Eskom has made an appeal that its operational requirements, that pass the regulator’s prudency test, need to be compensated through the regulatory process to enable it to recover technically and financially.
This message was shared at the National Energy Regulator of South Africa (NERSA) public hearings in Midrand where Eskom also confirmed the revenue requirement remained unchanged, recovered over the lower sales resulting in the percentage increase to 17.1%, 15.4% and 15.5% over the three years.
NERSA Public Hearing on RCA Year 5 and MYPD 4 Application – Midrand- Gauteng https://t.co/LGBaoNHeLl— NERSA_ZA (@NERSA_ZA) February 5, 2019
Calib Cassim, Eskom’s chief financial officer, said: “Our stakeholders who include debt providers, rating agencies, auditors are awaiting this crucial decision from our MYPD 4 and RCA applications as an important part of the solution to return Eskom to financial and operational sustainability.
“As disclosed in our interim financial statement for the period ending September 2018, Eskom’s going concern status is highlighted as emphasis of matter showing the level of financial distress. We are projecting a net loss of close to R20 billion at financial year end and it is clear that while we have maintained operating costs escalations around inflation levels, Eskom cannot solve financial and operational sustainability challenges that it faces alone. This loss situation will continue for the next few years even with the applied-for increases.”
Further indebtedness adds to the problem
An analysis shared by Deon Joubert, corporate specialist, illustrated that Eskom has been providing a subsidy to customers over many years. Read more: Consortium to aid Eskom through a loan facility
Eskom had to fund this subsidy through increased borrowings.
However, Cassim clarified that this “credit card phenomenon” is not sustainable any longer. The regulator would need to make a decision on whether the electricity consumer or the taxpayer is accountable for efficient costs.
“The regulatory process as well as shareholder support is crucial. The shortfall in tariff cannot be solved through cost reductions alone, and further indebtedness adds to the problem. We were encouraged by NERSA’s own presentation in parliament where they showed that Eskom had not recovered revenue allowed by the Regulator over the MYPD 3 period,” said Cassim.
Eskom confirmed that it would continue to apply the MYPD methodology and the precedent set by the 2013/14 RCA decision.

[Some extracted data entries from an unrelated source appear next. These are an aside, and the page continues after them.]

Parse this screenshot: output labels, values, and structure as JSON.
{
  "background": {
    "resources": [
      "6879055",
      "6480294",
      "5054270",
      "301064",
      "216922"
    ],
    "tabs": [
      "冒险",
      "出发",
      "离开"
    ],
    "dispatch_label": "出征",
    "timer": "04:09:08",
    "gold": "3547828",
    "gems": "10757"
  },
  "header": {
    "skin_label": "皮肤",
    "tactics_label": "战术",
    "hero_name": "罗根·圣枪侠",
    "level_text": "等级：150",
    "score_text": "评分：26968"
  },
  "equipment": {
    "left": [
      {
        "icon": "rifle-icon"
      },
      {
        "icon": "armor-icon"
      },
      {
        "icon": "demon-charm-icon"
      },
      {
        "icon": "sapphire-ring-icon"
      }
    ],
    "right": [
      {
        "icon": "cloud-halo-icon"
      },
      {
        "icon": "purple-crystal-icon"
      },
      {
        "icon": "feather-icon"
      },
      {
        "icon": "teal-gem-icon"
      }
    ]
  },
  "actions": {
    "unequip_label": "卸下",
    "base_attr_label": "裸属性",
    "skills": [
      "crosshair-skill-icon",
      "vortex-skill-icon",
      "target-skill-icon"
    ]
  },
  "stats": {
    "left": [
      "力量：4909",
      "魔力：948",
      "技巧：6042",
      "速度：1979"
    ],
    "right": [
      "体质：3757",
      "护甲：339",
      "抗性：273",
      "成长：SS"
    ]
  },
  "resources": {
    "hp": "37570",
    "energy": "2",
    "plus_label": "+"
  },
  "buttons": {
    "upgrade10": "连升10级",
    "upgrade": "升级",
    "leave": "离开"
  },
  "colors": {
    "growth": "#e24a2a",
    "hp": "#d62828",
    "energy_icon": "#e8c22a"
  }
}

“We note the impact on electricity users and have made two changes in our RCA application following questions from the NERSA panel on the fees recovered from McKinsey and the period over which to recover the RCA. The first one is using the money recovered from McKinsey to reduce our application of R21 billion to R20 623 billion and secondly, to recover the 207/18 RCA over a period of three years from 2020 to 2023. Delaying recovery of the RCAs puts more pressure on Eskom’s finances,” said Cassim.